Cohan and Leslie
138 Tenth Avenue, between 18th and 19th Streets, 212-206-8710
Chelsea
June 29 - August 24, 2007
Reception: Friday, June 29, 6 - 8 PM
Web Site
Nature/culture, abstract/representational, poetic/prosaic, public/private, personal/impersonal, political/apolitical, and, of course, modern/postmodern; commonalities like these are linguistically generalizing terms which divide the complex, baffling experience of modern life into simple sets of oppositional spectra.
What if, though, the area between these antitheses is not continuous, but is instead characterized by breaks, fissures, and non sequiturs in constant movement, creating uneasy combinations that are irreducible to either term? As Henri Lefebvre has pointed out, it is not that our world isn’t defined by contradictions, but that labeling them as such denies their complex and interwoven nature. Sean Raspet’s installation, in which archival and art-instructional photocopies face their exact photographic inversions on the opposite wall, is a parody of the idea that such dichotomies provide additional meaning. Just as the exponentially accumulating mass of conflicting images and ideologies adds up to simply more, an image’s negative is additive, not subtractive, though in a way that refuses to provide any new information or understanding. All that can be said is the tautological; the opposite of x is the opposite of x, repeated into infinity. In another of Raspet’s works, a black pl astic box combined with a resin-covered banana peel would seem to be a straightforward contrasting of the human, i.e. garbage, with the natural, or the art object, i.e. the box, with the organic object. However, the ‘natural’ banana peel is carefully presented and preserved as an object for contemplation, while the black box becomes nothing more than an overdone pedestal, or perhaps even a reference to some sort of metaphysical void. The complex relationship between the two elements works against the legitimacy of ‘nature/culture’ as a useful formation.
Ned Vena’s work also denies simple oppositions in its eerie re-combination of Greenbergian high modernist painting with Minimalist works. A triptych of mirrors etched in acid evidences violent gestures a la Pollock, but also incorporates real, if somewhat obscured or warped space via reflection, like a Smithson mirror box. By ignoring the critical split between a sort of spiritual, detached and transcendental experience of painting and later phenomenological or de-personalized ways of looking, Vena’s work reiterates that these theories, far from negating each other or allowing for a reconciliation that incorporates elements of each, have led, at best, to a continual, detached and self-conscious oscillation, and at worst to mere confusion or facile, aestheticizing appeals to beauty.

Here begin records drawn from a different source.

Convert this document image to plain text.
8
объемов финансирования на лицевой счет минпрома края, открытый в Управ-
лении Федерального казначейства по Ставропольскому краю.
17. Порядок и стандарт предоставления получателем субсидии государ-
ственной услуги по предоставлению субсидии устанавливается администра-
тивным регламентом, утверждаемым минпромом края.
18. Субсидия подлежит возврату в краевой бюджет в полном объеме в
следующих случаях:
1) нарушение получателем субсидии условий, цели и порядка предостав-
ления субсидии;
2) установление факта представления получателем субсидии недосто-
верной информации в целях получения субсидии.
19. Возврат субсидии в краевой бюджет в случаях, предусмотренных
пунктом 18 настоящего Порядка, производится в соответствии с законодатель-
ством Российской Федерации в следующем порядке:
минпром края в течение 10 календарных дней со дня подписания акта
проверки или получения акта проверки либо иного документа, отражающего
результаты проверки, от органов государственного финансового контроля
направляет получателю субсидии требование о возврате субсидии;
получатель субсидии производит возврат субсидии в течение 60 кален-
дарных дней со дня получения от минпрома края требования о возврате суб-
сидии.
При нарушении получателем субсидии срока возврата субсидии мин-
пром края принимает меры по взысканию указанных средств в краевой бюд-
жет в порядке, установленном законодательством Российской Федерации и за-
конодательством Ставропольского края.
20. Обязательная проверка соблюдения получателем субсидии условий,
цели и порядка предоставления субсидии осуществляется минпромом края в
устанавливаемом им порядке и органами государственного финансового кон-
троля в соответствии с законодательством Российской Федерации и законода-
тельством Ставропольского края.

Of all the oppositions that the contemporary work of art has had to navigate, perhaps the most recurrent one is the divide, defined and defended with more or less vehemence, between ‘art’ and ‘not-art’. As Walter Benjamin notes, arguments proposing `art for art’s sake’ began to emerge in France in the middle of the nineteenth century, just when the novel was becoming a commodity. Cycles of action and reaction in ideology have brought us to a point where this argument again seems dated, but the often adversarial and defensive relationship between art-as-commerce, or design, and the art of Chelsea, Basel, Artforum, and all the rest continues to be redefined both through artistic practice. Ilya Lipkin’s work, for example, reproduces images from fashion, textiles, and advertising, symbolically fragmenting their messages and the fantasies they propose by physically obscuring and decontextualizing them. The images look familiar, but they convey no familiarly cohesive meaning, transmitting instead broken, static-filled strings of disconnected adjectives that may or may not have been communicated by the original, purposive photographs and designs; words like ‘vaguely classical,’ ‘elegant,’ ‘endearing,’ or ‘cute.’ Lipkin’s works co-exist with their source material in their repetitiveness as well as their two-dimensional, poster-like format. In some, a cascade of photocopies quite literally attaches each both to the space of art, that is, the gallery, and to the world of throwaway, endlessly reproduced images for consumption.